THE Sales Japan Series

Episode #332: Are Your Sales Proposals Working Effectively?

THE Presentations Japan Series



In Japan we usually need a couple of meetings with the client to get the business. In Meeting One, we build the rapport and trust, we explore their needs and try to understand if what we have is actually what they need. We are tremendously disinterested in slamming any square pegs into round holes and wasting our precious sales time. If we have understood their needs and we can help them, then we set up Meeting Two, right then and there, to come back with our proposal. In some cases, we might have a simple requirement and we can provide the pricing and terms on the spot and try and do the deal while we are in the first meeting. Usually anything with big numbers attached to it needs a proper proposal, because various sections of the buyer’s company will need to conduct their due diligence on the deal, so there are multiple decision-makers involved.

How much detail should the proposal include? Some salespeople in Japan work on the basis that Japanese clients are always hungry to devour as much data and information as possible, to make sure they reduce the chance of making a mistake. So they have a long and very detailed proposal for the client to wade through. This is a very tricky equation. We are in danger of diluting our key points by over-powering them with too much information. On the other hand, as noted, there is always more than one person involved in the decision and some people will be data vampires who want to suck up as much information as possible. So we have a number of audiences for our work and how do we keep them all satisfied?

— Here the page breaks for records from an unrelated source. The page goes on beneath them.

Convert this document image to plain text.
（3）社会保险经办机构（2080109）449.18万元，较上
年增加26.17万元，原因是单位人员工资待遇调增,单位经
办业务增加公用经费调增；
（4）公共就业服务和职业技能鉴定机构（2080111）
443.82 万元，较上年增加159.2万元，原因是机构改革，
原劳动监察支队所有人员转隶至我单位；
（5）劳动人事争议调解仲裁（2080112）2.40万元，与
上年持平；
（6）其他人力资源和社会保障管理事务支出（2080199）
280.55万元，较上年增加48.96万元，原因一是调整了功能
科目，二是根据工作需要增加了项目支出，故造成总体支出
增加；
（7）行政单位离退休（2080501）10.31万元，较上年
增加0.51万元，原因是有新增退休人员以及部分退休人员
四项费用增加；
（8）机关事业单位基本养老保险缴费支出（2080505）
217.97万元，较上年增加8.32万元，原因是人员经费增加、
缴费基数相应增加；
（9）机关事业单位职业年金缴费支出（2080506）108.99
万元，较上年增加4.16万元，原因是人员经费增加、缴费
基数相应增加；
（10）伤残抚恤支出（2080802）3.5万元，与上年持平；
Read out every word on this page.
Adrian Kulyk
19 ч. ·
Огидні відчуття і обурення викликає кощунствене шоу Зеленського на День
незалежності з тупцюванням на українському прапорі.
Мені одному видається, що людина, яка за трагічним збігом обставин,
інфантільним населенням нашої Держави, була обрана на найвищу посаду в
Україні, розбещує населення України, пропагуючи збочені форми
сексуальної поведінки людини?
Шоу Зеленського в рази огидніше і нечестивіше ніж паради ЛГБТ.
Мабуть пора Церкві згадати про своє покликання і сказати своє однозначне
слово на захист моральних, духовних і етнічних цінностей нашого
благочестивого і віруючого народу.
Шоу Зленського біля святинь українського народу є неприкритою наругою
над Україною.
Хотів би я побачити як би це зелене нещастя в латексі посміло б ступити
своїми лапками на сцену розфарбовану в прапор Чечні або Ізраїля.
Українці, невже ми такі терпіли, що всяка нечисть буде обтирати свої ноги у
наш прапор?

One answer is to keep the main body of the proposal fairly simple and clean – we don’t bog it down in endless detail. The heavy lifting detail can be moved to an accompanying document or we sequester it at the end of the proposal, as a separate entity for those who need lots and lots of information. We know that the Analytical personality style will be looking for numbers to three decimal places and these types are usually in the technical fields or are to do with the money side of the business and we have to cater for them too. Driver and Expressive personality styles will not be interested in so much detail – they want to get to the point and keep moving, because they either see time is money or they dislike getting into the weeds.

Because we know that our document will get moved around it is a good idea to assume some of the readers won’t know anything about who we are and what we do. So, a small section outlining the company background and the scope of work we cover will be a good little addition aimed at people we will never meet, The people in the room with us know about us of course, but we shouldn’t assume they are going to tell all of the other readers everything they know about us.

We can consider some additions and deletions for the proposal. Additions would be ancillary services or products which the buyer might like to consider. You get this on Amazon and other shopping sites, where they tell you what other similar buyers also bought as a way to add to the shopping cart while they have your attention. We can do the same and add in some additional suggestions which may help the buyer. In our case, we might be talking about a training course and we might add in as an optional extra some one-on-one coaching as well. They won’t have mentioned it in the original conversation, but we put it in the proposal and price it, as a way of stimulating their thinking. If they don’t want it, then they can just take it out and we only price the main service.

A deletion would be scope creep. If we are not specific enough, buyers will agree to our proposal and then assume it also covers a bunch of other stuff, all of which costs us money, but which was not covered in our original pricing. Without going crazy, we need to delineate what we are going to include for the price and what is not covered, but which could be included for an additional payment.

Payment cadence is also a good thing to mention. Perhaps you want to receive payments on the way through the project, is if is stretched out over time and you cannot get paid up front. Some big companies are very happy to screw the little guy and will force you to agree to 60, 90 or 120 day payments. Their CFO has done a calculation of how much they can make extra by not paying us in a timely manner and force us to wait to get paid. It is a good idea to stipulate your payment cadence terms in the proposal and make it clear from the start. Sometimes you just have to suck it up if you want the business, but it is a better idea to try and fight for better payments terms from the get go.

After a while we will come up with some templates which work well and we can keep polishing the process. Some salespeople like to use PowerPoint slides and others like to use a word document – I don’t think it really matters too much. One exception - please, please please, don’t cram all of the information which should be spread over ten slides into two or three slides and make the whole presentation a gigantic mess. There are specialist software packages for proposals, but that strikes me as an additional expense I don’t necessarily need, but there may be some value to them.

We should automate the process as much as we can so that we don’t have to keep building every proposal from zero. There will be some common features which we won’t need to alter. We can build up probably 80%-90% of the content, which will become a set piece for every proposal, as we discover what works best.

I hate having to send off a proposal unescorted, naked, into the world, without any protection. “Send it to me” are nasty words, I never want to hear. That is why in Meeting One, we set the date and time for Meeting Two, because we need to be there to walk them through that proposal. We need to be using all of our ninja level body language reading skills to see how they react to different parts of the proposal. Left to their own devices, they will go straight to the pricing page and decide it too expensive, because they haven’t read anything in the rest of the proposal which justifies the price. We have to be there to guide them through the value, before they get to the pricing.

Take another look at the proposals you are handing over to clients. Are the contents and presentation being maximised or have bad habits crept in and inertia is now ruling the process rather than clever thinking?